"The worst NRI nightmare is Idi Amin's Uganda," recalled Shanti Lakhani in Leicester, UK.
"A glimpse of the same horror was repeated last week." No matter where they live, all non-resident Indians (NRIs) recoil with panic at the brutal treatment by the Ugandan despot Amin.
The recent violent demonstrations near Jinja and in the capital Kampala were a reminder of the dark days of the Amin era from 1971-1979 during which the dictator ordered all Indians to leave Uganda in 1972.
This mass expulsion from their homes and businesses without taking any assets remains the ultimate disaster for all NRIs.
Lakhani should know. He and his family came with just 50 pounds to Britain 35 years ago as 'Ugandan Refugees'.
Before he flew out, he buried his gold ornaments in a secret spot in his home. Moving to Leicester where other Ugandan Indians were converging, he started from a scratch as a petrol station attendant.
Working almost round the clock, he bought the business a few years later with a bank loan guaranteed by his friends.
It took some more years to repay this loan. By then, the new Uganda President Yoweri Museveni invited the Ugandan Indians back to Uganda 'to re-construct' their former homeland.

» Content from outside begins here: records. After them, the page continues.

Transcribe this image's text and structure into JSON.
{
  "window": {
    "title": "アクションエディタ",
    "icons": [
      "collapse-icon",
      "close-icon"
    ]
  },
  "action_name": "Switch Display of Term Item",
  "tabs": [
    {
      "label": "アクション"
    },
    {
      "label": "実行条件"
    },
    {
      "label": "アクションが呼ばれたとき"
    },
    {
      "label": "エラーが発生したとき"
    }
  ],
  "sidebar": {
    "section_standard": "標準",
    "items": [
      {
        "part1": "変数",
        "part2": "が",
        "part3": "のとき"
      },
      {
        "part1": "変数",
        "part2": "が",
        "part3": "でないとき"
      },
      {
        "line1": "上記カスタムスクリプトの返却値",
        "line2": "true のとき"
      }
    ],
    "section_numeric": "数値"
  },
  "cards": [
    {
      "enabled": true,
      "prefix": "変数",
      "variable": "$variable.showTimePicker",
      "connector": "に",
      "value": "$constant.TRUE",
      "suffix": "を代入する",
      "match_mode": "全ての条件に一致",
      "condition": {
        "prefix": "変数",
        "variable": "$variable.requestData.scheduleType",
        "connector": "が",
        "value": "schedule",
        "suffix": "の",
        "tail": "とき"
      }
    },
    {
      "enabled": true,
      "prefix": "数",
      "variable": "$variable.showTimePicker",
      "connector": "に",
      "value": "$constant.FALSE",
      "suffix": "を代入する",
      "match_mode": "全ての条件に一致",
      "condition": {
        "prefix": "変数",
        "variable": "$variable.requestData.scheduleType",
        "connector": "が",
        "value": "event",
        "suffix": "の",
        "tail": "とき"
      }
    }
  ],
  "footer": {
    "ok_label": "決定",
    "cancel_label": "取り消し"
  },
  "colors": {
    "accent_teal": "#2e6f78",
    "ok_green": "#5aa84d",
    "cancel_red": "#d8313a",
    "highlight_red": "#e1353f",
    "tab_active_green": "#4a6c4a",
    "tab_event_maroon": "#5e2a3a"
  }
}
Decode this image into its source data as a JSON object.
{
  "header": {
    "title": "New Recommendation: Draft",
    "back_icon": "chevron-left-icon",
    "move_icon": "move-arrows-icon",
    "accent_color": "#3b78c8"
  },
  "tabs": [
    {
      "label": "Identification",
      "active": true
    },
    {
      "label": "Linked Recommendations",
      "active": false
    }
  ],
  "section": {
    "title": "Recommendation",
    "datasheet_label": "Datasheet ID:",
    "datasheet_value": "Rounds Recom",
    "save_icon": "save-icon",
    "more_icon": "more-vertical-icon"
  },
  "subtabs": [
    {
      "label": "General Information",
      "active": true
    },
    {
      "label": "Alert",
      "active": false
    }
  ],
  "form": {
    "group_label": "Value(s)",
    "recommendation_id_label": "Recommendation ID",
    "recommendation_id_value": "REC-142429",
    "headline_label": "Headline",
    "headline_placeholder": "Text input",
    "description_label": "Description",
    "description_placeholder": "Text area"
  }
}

Lakhani went back but only to dig up his ornaments from his home now taken over by Africans. Other Indian traders, including the two major Indian business groups, the Madhvanis and the Mehtas, returned to restart their operations and prospered again.
And now 35 years after this exodus that grabbed world headlines, the anger against Indians in Uganda resurfaced in all its ugliness when Indians were attacked, forced to close their shops and a young Indian was lynched to death.
It all started with a protest by environmentalists who wanted to save part of a forest that the government wanted to hand over to the Mehta Group for developing a sugarcane plantation.
'Save the forest' protest by the opposition morphed into an anti-Indian diatribe. The protesters carried banners screaming 'Asians should go' and 'For every tree cut, five Indians dead'. From Jinja, it spread to Kampala.
The Indians hurriedly downed their shop shutters to save them from being ransacked by the furious mob. The Indian banks also closed down.
Some Indians sought refuge in a temple that was attacked. And an Indian, Devang Rawal, was stoned and beaten to death by a vicious mob during a protest.
A day after his death, oblivious of what had happened in Kampala, Devang's mother in Ahmedabad was joyfully informing friends of her son's return in May and his wedding preparations.
When his body arrived in Ahmedabad, his mother and family were inconsolable.